Surveys and Templates to Help You Evaluate the Effectiveness of a Mentoring Program

Evaluations

It is very important to evaluate mentoring programs, rather than assuming that every mentoring relationship was automatically successful. There are many ways of evaluating the effectiveness of your mentoring program, and which approach you take will depend on the objectives of the program, and how easily measurable those objectives are.
 

'Happy Sheets'

The simplest type of assessment tool is commonly referred to as a 'happy sheet', and is generally used to assess the satisfaction levels of participants in the mentoring program. These are generally handed out at the conclusion of a program to both mentees and mentors and generally consist of a 'rating scale' around some straightforward questions, generally about 5-10 questions.
 
Click here for a Sample 'Happy Sheet' (pdf version)
Click here for Sample 'Happy Sheet' (word)
 

Qualitative Questionnaires

Qualitative questionnaires attempt to elicit more in-depth responses and are usually designed to find out what has changed as a result of the program, what the mentees have learnt, and what they are doing differently.
 
Click here for a Sample Qualitative Questionnaire (pdf version)
Click here for a Sample Qualitative Questionnaire (word)
 

Focus Groups

Using small groups of participants to evaluate a mentoring program is a way of gaining more in-depth information on the program which can be used to re-design future programs.

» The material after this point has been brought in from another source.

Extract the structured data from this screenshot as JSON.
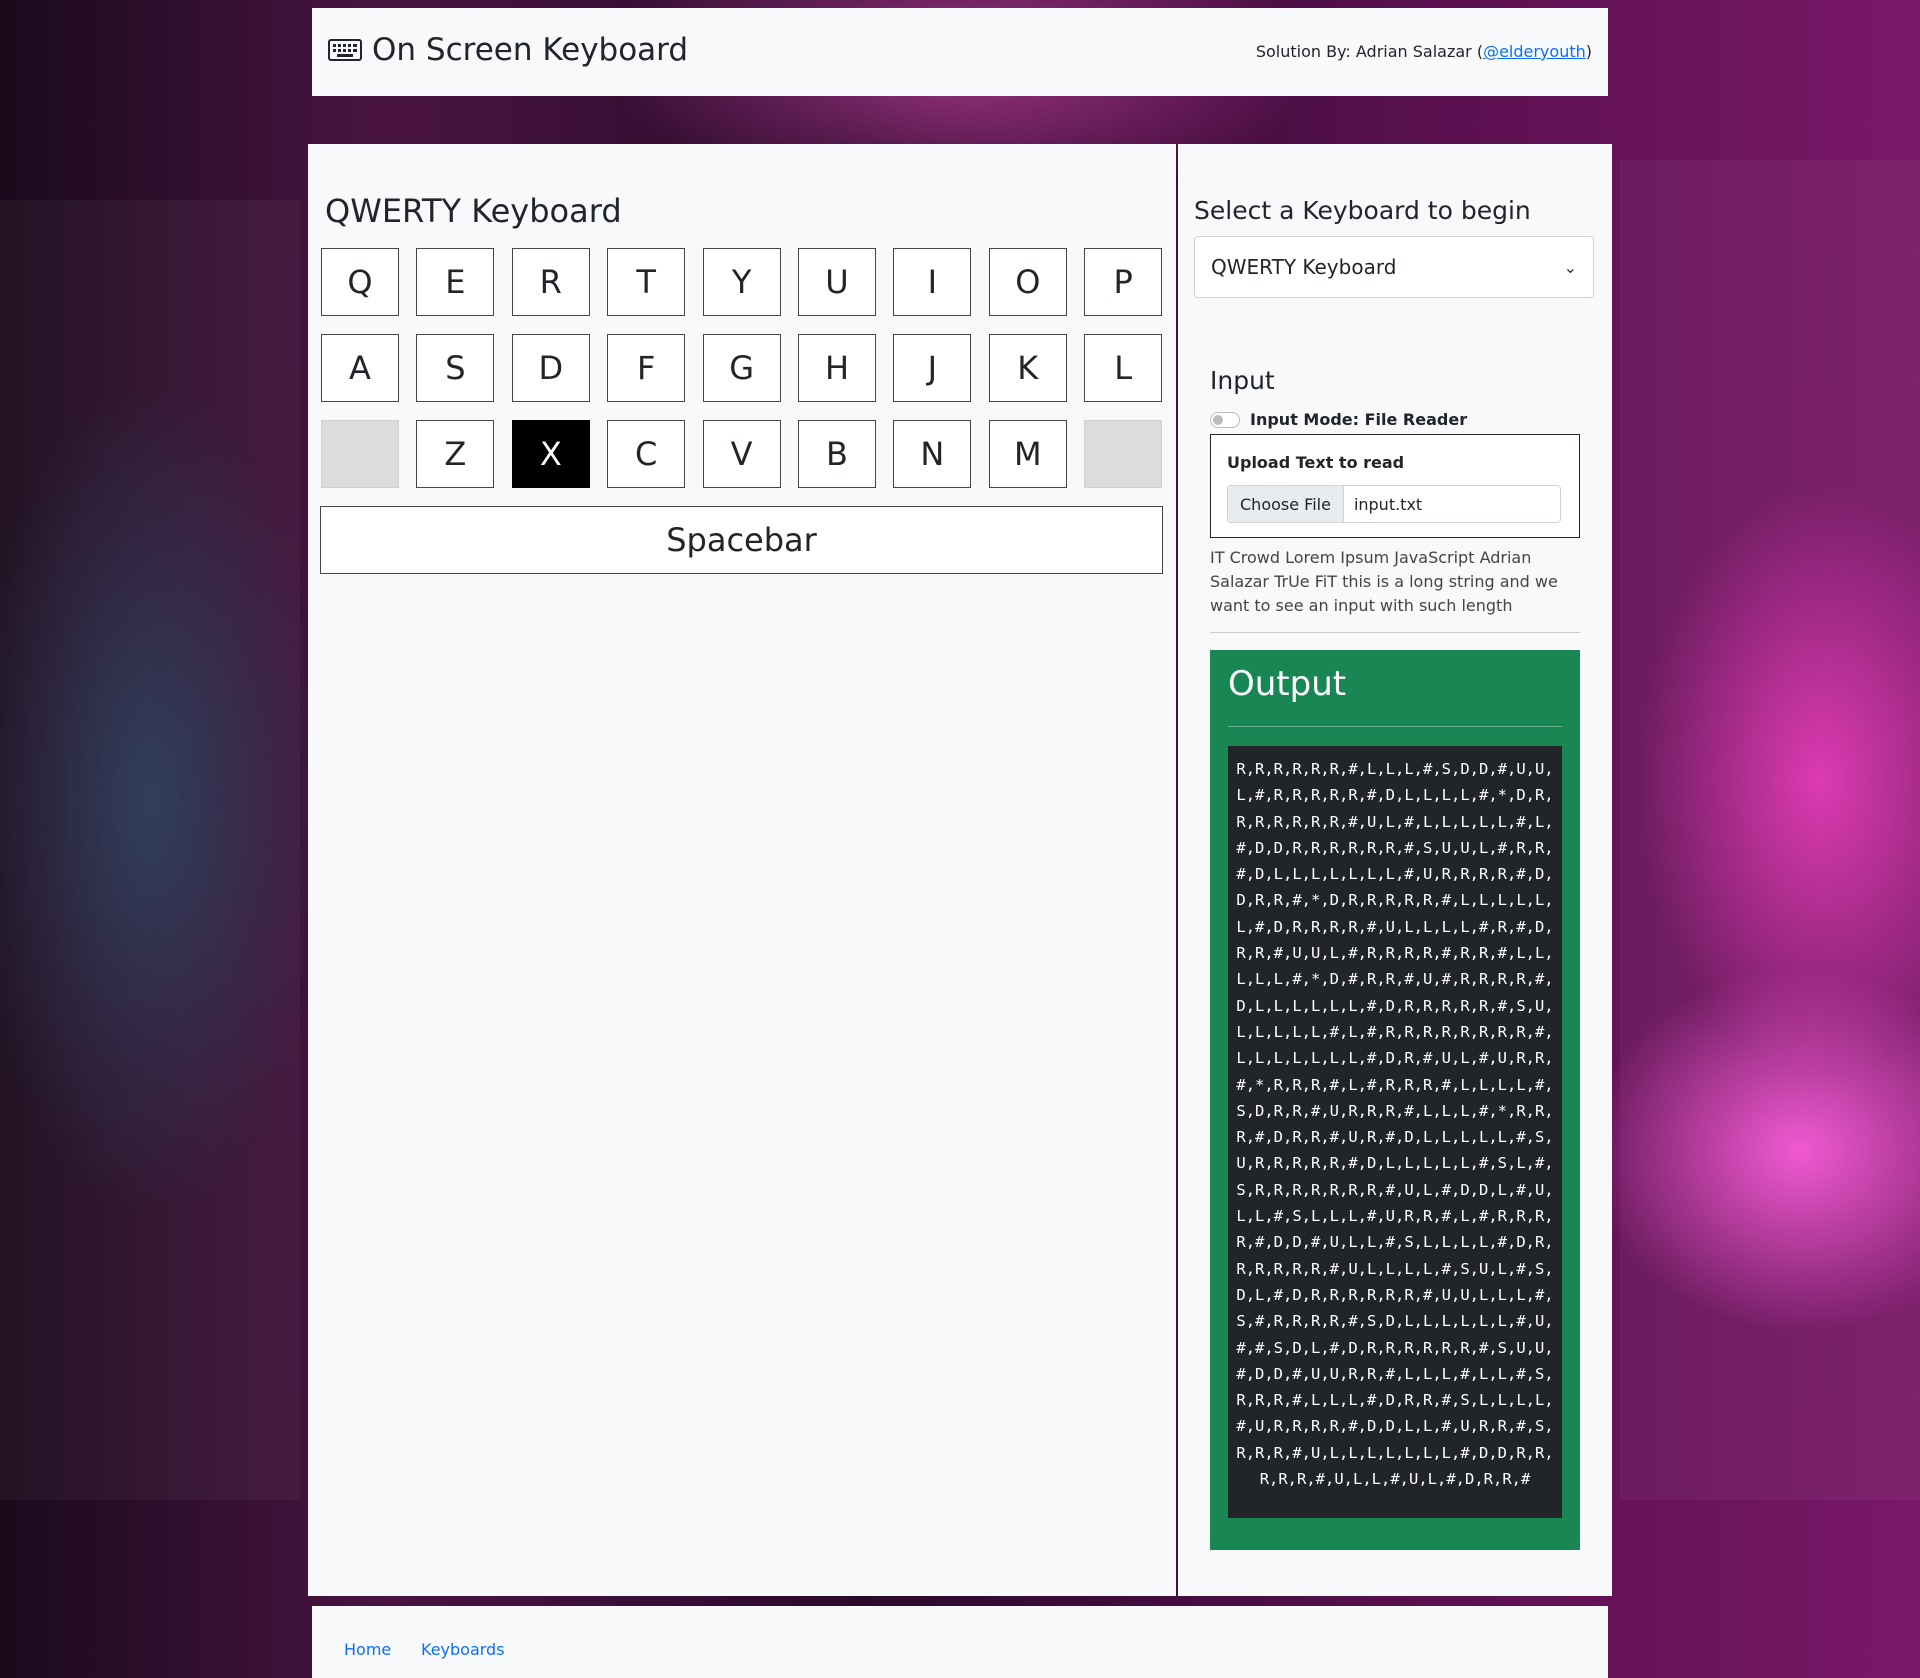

In face-to-face discussion participants are also more likely to be honest regarding issues they may have encountered with their mentors, than they would in filling out a questionnaire.
Some issues to be aware of in using focus group evaluations:
  • Always use an objective, trained facilitator- not someone who has a vested interest in the outcomes
  • Keep groups to 4-6 in size
  • Ensure questions posed are answered, and that the discussion does does get off track
  • Ensure responses are well documented, relying on memory to record responses afterwards is not reliable.
  • Can use groups to record their responses- i.e. using butchers paper etc. as this helps to focus discussions and answers
  • Use a range of questions to probe responses, rather than using a questionnaire style approach. For example, why did you feel that the program was of benefit to you?
Which evaluation form you use will depend on how structured and measurable your objectives for the program are. You can also use a combination of approaches. For example for a less formal program with broader objectives, a combination of a 'happy sheet' with some focus group discussion would be appropriate.
For more structured programs with specific objectives, a detailed questionnaire may be sufficient evaluation, although it may also be combined with focus group evaluations.